Most counsellors accept that the body and brain are connected. One influences the other. Just think how a panic attack is felt in the body. Or how we shriek with fear at a scary movie. Because the brain is at the top of the head, some counsellors may use a “top down” approach to counselling and help you explore your thoughts, and how your mind works. Other counsellors might use a “bottom-up approach” and look at how to calm your body and regulate your nervous system first, it really depends on what best suits your needs.

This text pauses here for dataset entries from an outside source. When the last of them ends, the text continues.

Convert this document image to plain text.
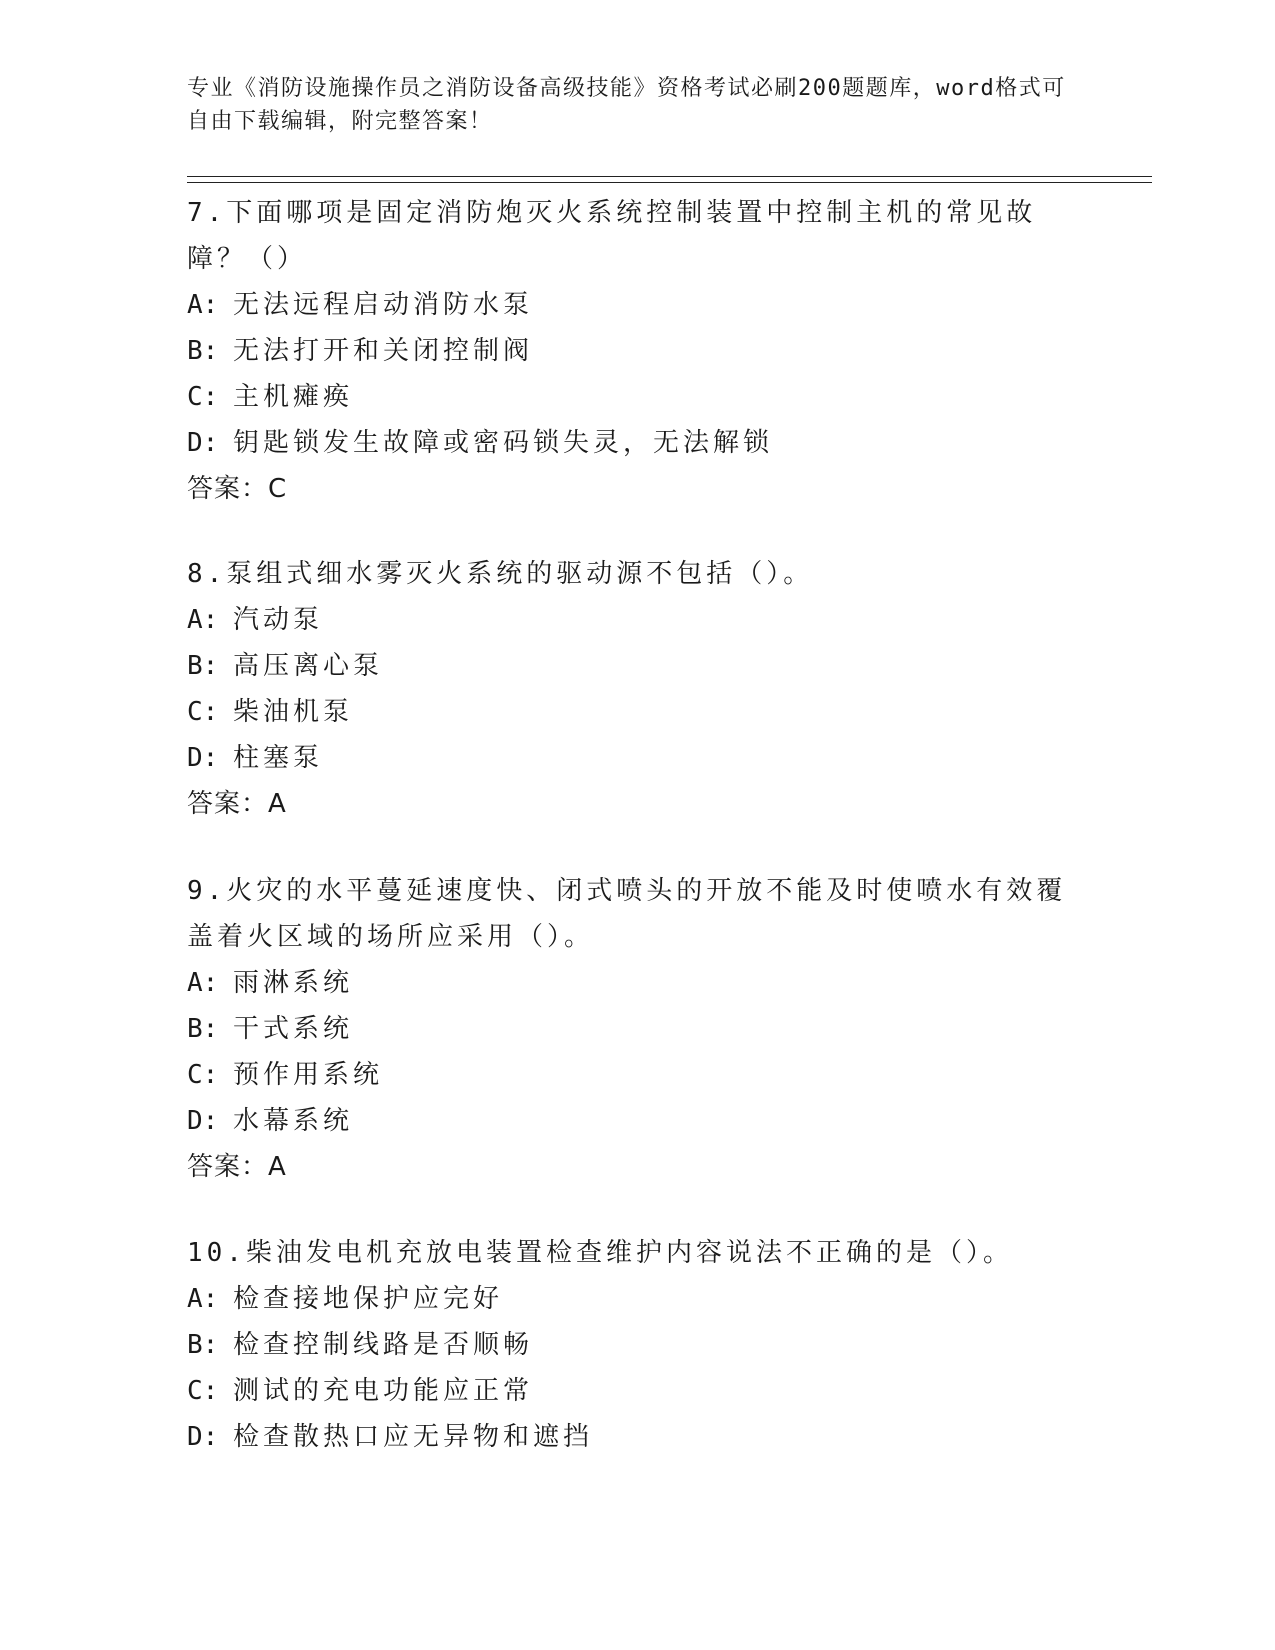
专业《消防设施操作员之消防设备高级技能》资格考试必刷200题题库，word格式可自由下载编辑，附完整答案！
7.下面哪项是固定消防炮灭火系统控制装置中控制主机的常见故障？（）
A: 无法远程启动消防水泵
B: 无法打开和关闭控制阀
C: 主机瘫痪
D: 钥匙锁发生故障或密码锁失灵，无法解锁
答案：C
8.泵组式细水雾灭火系统的驱动源不包括（）。
A: 汽动泵
B: 高压离心泵
C: 柴油机泵
D: 柱塞泵
答案：A
9.火灾的水平蔓延速度快、闭式喷头的开放不能及时使喷水有效覆盖着火区域的场所应采用（）。
A: 雨淋系统
B: 干式系统
C: 预作用系统
D: 水幕系统
答案：A
10.柴油发电机充放电装置检查维护内容说法不正确的是（）。
A: 检查接地保护应完好
B: 检查控制线路是否顺畅
C: 测试的充电功能应正常
D: 检查散热口应无异物和遮挡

Regardless of where we start, all parts of the person in front of us are welcome, and the parts within the parts also! We generally follow your lead and go to those parts you wish to explore, and then when our relationship is strong and safe, we might invite you to look at other parts you may not be so aware of or scared to look at. Fortunately, there are hundreds of counselling theories which tend to focus on specific parts or aspects of being human; Cognitive Therapy, for example, looks at how we think, whereas Somatic Therapy looks at our nervous system and how it is affected by life’s experience. A Humanistic Integrative Counsellor (Humanistic-believes we are all born good, Integrative -able to join counselling theories together) will have solid training in at least four theories and good knowledge of lots of others, so our job as counsellors is to untangle our own internal world as best we can first, so our unconditional positive regard (aka love) is felt by you. Then we use the whole of our body, our eyes, ears and gut to pick up cues from you and try to figure out which approach best suits you with these particular issues at this particular time.
The following picture is an image of what a first session may look like.
"I am a mess, I feel bad"
You are sitting there, feeling bad, really low, and not knowing where to start. You feel a “mess”. But slowly we start to unravel the green string together, until you understand some of what is making you feel bad, and the bad feelings begin to ease, and you start to feel better. It is hard to put a time frame on how long this can take. How long is that piece of string. Some people resolve some issues after one or two sessions, others realise as soon as some issues are explored, something else pops up and they like to keep going. But it takes tremendous courage to examine psychic pain and our body/brain duo has cleverly worked out ways to avoid going there. Denial being the most common, “I am fine”. Projection, “It is their fault”. Blocking “I had a wonderful childhood” and of course all addictive behaviour: It is the job of your therapist to travel WITH you on this road, go at a pace comfortable to you. Our time together usually ends when you get in touch with your own goodness!
Gerri O'Kane, Counsellor, VOICES West service.